The Economic and Social Research Institute (ESRI) has predicted just 16,000 new housing units will be built this year, well short of what is needed to meet demand.
In its latest quarterly economic commentary, the ESRI said new lending rules - which would limit the amount most people could borrow relative to their deposits – would reduce house price rises, but that could “come at the expense of fewer houses being supplied”.
The think-tank’s associate research professor, Kieran McQuinn, told RTÉ’s Morning Ireland it was important Ireland had a system to control mortgage lending “given some of the lessons we have to learn as a result of the crisis”.
The timing of is the key issue … (the measures) will probably result in house prices being less, fewer houses being supplied and lower levels of credit being extended than would otherwise be the case,” he said.

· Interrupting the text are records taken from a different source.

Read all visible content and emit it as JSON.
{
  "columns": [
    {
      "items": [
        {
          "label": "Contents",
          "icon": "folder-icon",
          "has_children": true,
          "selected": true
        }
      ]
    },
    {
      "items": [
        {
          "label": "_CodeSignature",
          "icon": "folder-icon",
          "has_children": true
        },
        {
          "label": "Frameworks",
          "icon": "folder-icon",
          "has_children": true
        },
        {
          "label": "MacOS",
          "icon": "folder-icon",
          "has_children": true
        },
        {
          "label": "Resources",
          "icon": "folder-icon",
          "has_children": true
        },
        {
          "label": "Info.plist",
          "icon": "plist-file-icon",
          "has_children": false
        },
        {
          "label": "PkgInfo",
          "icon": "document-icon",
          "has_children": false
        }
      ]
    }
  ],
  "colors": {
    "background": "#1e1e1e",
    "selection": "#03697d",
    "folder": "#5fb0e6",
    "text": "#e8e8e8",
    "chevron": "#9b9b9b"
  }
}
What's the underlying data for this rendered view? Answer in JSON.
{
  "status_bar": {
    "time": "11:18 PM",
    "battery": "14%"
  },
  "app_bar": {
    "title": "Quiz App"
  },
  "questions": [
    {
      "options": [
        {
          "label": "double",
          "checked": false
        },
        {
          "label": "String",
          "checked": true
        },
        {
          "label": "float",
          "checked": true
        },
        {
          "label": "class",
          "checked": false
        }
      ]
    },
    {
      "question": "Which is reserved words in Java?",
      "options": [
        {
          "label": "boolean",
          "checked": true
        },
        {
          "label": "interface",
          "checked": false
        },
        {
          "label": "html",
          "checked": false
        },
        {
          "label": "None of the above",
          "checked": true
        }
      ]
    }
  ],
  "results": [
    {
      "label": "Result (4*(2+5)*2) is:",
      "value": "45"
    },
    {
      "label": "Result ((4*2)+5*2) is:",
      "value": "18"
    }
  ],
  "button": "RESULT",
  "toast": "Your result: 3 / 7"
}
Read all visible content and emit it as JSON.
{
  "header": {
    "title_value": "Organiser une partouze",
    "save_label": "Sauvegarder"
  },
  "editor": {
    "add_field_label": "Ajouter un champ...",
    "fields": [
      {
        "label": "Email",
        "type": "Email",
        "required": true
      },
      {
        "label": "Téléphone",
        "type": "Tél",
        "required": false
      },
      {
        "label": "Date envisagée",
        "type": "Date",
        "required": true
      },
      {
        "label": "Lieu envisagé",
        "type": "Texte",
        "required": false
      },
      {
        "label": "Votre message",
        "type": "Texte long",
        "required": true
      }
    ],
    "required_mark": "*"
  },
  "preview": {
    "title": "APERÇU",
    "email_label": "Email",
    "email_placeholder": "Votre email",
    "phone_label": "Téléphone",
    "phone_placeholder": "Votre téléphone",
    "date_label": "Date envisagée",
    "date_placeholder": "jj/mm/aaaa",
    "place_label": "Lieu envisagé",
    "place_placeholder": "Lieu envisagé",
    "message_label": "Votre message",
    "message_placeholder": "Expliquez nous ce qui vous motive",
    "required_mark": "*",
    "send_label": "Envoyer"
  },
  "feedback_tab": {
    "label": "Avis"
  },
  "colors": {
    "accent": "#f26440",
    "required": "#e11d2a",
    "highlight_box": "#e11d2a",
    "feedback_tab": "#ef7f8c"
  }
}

McQuinn said there had already been a “sharp rise” in rents back to pre-crisis highs in some regions and the lack of housing supply in the market could further push up the cost-of-living.
He said the Central Bank’s policies needed to be more flexible and take into account “where the market was at”.
In good news…
However the ESRI predicted Ireland’s booming economic growth would continue into 2015 and the following year.
It forecast both Gross Domestic Product (GDP) and Gross National Product (GNP), considered by many to be the better measure of real strength in the economy, to increase over 4% this year.
Big falls in unemployment were also expected, with the headline rate envisaged to drop to 8.4% in 2016. That would be 1.5% down on where that figure was at the end of February.
The ESRI’s David Duffy said: “The strong expected performance in 2015 comes after the Irish economy grew by over 5% in 2014, with a significant portion of that growth due to increases in labour productivity.”